In our experience many trusts do not realise that staff and governors using their personal email addresses for governing body work raises data protection risks until it is too late.
Your trust must take measures to keep personal data secure. This is the case under the current Data Protection Act (DPA) and under the GDPR. By permitting staff and governors to use personal email accounts, it is unlikely that you will be doing enough to safeguard personal data.

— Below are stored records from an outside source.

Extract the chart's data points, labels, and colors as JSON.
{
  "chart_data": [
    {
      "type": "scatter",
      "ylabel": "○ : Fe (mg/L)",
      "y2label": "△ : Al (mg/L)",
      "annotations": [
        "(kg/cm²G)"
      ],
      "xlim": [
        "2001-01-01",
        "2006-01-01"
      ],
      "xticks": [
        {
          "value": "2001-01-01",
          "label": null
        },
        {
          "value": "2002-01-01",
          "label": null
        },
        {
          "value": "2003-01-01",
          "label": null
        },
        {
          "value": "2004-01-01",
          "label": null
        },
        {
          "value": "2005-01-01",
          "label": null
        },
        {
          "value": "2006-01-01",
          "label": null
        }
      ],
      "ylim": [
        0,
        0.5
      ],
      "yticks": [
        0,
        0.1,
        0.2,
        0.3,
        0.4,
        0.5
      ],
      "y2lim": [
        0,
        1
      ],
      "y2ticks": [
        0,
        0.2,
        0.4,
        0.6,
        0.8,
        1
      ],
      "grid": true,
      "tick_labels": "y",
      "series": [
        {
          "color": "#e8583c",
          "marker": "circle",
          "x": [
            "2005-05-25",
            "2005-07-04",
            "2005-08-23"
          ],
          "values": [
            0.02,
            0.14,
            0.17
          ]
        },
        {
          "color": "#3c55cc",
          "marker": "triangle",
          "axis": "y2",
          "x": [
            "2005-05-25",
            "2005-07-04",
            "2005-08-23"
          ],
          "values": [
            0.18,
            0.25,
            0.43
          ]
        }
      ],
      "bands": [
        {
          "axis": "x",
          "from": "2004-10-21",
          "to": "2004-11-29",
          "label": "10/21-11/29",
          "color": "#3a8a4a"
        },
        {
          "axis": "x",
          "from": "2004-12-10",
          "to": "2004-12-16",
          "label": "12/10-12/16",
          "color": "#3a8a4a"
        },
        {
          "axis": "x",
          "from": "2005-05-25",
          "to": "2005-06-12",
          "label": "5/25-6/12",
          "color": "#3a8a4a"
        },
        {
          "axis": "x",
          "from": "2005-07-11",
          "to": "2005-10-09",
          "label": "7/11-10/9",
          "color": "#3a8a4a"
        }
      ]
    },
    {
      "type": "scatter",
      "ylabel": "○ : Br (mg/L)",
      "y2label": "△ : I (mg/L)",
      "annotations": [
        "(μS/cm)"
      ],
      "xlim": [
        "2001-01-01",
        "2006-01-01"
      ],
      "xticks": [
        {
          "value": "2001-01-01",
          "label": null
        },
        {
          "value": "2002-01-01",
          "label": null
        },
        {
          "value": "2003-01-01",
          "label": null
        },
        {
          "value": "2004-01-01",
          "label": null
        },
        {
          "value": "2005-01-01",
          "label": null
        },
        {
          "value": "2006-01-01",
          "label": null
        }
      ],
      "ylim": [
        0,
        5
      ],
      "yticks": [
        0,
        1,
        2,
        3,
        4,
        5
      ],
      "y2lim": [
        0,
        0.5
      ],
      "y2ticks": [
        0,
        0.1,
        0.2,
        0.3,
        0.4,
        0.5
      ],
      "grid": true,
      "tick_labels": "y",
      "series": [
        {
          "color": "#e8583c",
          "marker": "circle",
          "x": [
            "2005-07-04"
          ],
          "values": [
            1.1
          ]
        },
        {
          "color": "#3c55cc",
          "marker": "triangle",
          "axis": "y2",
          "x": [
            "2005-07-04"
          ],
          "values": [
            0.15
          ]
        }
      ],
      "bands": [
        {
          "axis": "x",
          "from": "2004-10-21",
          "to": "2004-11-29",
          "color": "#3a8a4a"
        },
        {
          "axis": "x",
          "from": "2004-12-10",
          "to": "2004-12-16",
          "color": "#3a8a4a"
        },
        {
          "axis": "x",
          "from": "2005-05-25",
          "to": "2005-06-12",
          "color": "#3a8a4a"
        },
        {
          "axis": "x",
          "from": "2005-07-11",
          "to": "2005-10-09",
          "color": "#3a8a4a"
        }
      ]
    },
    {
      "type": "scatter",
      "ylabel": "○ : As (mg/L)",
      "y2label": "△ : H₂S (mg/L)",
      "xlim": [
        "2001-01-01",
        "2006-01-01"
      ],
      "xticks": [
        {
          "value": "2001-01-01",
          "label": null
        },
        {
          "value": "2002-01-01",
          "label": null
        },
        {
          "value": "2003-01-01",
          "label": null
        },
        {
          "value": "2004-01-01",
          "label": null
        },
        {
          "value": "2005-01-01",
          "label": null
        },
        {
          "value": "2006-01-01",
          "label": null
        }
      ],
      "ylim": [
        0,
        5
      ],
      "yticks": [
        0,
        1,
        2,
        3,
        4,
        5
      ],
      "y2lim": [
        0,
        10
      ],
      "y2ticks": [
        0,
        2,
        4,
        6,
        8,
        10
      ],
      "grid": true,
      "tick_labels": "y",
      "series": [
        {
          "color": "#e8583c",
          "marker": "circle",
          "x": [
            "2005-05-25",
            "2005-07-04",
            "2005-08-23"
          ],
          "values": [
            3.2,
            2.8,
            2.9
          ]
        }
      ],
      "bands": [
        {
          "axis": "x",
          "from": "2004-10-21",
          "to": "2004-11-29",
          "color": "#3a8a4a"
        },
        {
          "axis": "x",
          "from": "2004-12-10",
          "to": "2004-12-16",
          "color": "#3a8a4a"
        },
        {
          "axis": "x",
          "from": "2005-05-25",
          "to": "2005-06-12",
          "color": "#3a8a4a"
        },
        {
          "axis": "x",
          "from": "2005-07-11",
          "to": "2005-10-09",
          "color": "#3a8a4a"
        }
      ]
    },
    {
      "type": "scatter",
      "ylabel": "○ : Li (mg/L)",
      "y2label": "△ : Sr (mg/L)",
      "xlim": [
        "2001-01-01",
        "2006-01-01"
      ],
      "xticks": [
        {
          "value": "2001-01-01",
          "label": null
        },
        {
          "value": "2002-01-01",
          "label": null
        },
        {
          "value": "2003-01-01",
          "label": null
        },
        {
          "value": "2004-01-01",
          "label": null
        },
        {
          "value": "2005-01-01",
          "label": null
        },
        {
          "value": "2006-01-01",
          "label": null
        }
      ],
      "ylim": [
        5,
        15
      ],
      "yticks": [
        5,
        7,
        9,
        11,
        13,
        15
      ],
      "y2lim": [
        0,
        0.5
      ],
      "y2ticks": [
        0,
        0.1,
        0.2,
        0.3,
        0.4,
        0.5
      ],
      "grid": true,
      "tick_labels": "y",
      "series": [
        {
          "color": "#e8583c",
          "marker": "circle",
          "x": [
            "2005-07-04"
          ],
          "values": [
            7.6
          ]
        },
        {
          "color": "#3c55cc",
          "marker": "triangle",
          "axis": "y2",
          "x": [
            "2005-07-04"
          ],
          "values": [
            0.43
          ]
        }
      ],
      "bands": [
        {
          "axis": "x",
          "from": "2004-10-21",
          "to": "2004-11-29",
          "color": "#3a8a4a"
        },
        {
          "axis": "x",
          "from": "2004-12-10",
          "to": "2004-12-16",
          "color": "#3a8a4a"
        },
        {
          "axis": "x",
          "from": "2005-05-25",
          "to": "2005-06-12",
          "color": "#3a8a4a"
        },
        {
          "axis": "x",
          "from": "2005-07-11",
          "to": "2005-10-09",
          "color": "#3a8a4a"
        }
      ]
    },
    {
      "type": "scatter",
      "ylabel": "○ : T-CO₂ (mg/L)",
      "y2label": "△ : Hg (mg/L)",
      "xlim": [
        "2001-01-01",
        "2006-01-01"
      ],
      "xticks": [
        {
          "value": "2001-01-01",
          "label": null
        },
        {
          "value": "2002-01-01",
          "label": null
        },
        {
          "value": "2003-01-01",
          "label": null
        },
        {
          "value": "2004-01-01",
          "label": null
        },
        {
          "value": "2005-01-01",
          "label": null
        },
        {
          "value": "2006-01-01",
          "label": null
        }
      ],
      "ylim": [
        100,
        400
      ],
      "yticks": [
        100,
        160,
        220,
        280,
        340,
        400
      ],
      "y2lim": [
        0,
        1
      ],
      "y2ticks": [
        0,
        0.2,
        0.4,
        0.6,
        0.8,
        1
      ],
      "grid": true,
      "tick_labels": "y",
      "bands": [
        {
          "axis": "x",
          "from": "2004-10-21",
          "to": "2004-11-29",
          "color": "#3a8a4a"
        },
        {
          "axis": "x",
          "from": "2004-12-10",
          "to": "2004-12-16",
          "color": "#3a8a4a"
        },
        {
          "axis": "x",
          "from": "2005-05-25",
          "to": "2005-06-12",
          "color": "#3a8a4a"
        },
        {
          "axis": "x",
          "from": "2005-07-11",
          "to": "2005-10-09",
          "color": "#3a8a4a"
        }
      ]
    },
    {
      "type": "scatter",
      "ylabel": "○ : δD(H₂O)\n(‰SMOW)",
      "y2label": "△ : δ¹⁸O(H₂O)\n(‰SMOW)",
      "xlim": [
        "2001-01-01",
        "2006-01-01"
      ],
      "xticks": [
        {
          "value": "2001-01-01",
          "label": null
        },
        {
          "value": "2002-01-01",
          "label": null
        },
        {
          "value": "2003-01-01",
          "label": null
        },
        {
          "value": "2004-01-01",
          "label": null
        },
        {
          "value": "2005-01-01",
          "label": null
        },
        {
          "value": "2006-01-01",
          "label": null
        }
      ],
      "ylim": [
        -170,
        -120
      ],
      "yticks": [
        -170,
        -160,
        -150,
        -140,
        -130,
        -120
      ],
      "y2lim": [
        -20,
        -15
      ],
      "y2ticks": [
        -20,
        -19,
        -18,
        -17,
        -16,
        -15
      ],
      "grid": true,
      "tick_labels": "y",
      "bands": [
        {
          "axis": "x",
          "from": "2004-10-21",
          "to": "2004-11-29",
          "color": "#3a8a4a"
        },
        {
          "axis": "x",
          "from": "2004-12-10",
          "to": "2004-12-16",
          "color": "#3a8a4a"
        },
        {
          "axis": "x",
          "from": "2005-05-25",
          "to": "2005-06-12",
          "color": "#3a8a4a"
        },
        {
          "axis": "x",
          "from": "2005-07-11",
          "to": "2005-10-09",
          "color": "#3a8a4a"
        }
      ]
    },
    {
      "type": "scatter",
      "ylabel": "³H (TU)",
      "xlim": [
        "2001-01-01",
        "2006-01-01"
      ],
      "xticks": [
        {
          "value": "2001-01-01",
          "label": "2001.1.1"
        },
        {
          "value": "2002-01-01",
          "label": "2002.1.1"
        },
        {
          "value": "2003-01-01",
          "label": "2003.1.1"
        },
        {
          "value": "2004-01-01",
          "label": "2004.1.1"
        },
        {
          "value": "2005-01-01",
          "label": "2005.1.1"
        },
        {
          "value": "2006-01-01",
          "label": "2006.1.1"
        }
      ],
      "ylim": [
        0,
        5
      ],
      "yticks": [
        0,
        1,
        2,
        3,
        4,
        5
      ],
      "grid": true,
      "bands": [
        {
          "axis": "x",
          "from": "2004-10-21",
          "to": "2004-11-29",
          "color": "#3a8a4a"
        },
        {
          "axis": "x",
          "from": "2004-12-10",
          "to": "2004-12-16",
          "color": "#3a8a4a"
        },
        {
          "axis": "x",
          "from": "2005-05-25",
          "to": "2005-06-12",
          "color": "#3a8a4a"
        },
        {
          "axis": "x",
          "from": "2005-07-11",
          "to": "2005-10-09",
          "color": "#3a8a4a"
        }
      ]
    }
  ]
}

Many households share computers or email accounts. In addition, home computers often remember passwords. All of this means that there is a risk of access to trust data by family members or, worse still, by anyone who gains unauthorised access to the computer either by theft or 'hacking'. In addition, personal email accounts will often 'sync' with other devices by default. This means that an email saved to a governor's personal smartphone may also appear on their PC, tablet and on their online 'cloud' account.
Under both the DPA and the GDPR individuals have rights in their personal data. The most commonly exercised of these rights is the right of subject access. If an individual makes a subject access request (SAR) your trust is obliged to provide them with a copy of their personal data subject to various exemptions.
Responding to a SAR will involve carrying out extensive searches for the requester's personal data and in many cases this will involve searching emails. If you know that staff and governors use email addresses which do not belong to the trust for work reasons, and you have good reason to believe that the requester's personal data might be held on a non-trust email account, then you are obliged to consider the contents of these email accounts when responding to the SAR.
This raises a number of issues. If a governor uses an email account which belongs to their employer, that employer is unlikely to provide your trust with access to the email account to carry out searches. Secondly, if a staff member or governor is away for the holidays you may need to carry out urgent searches of their emails in their absence and this will not be possible on a non-trust email account. This becomes problematic as there is a strict timeframe for complying with a SAR. Under the GDPR the timeframe is one month in most cases.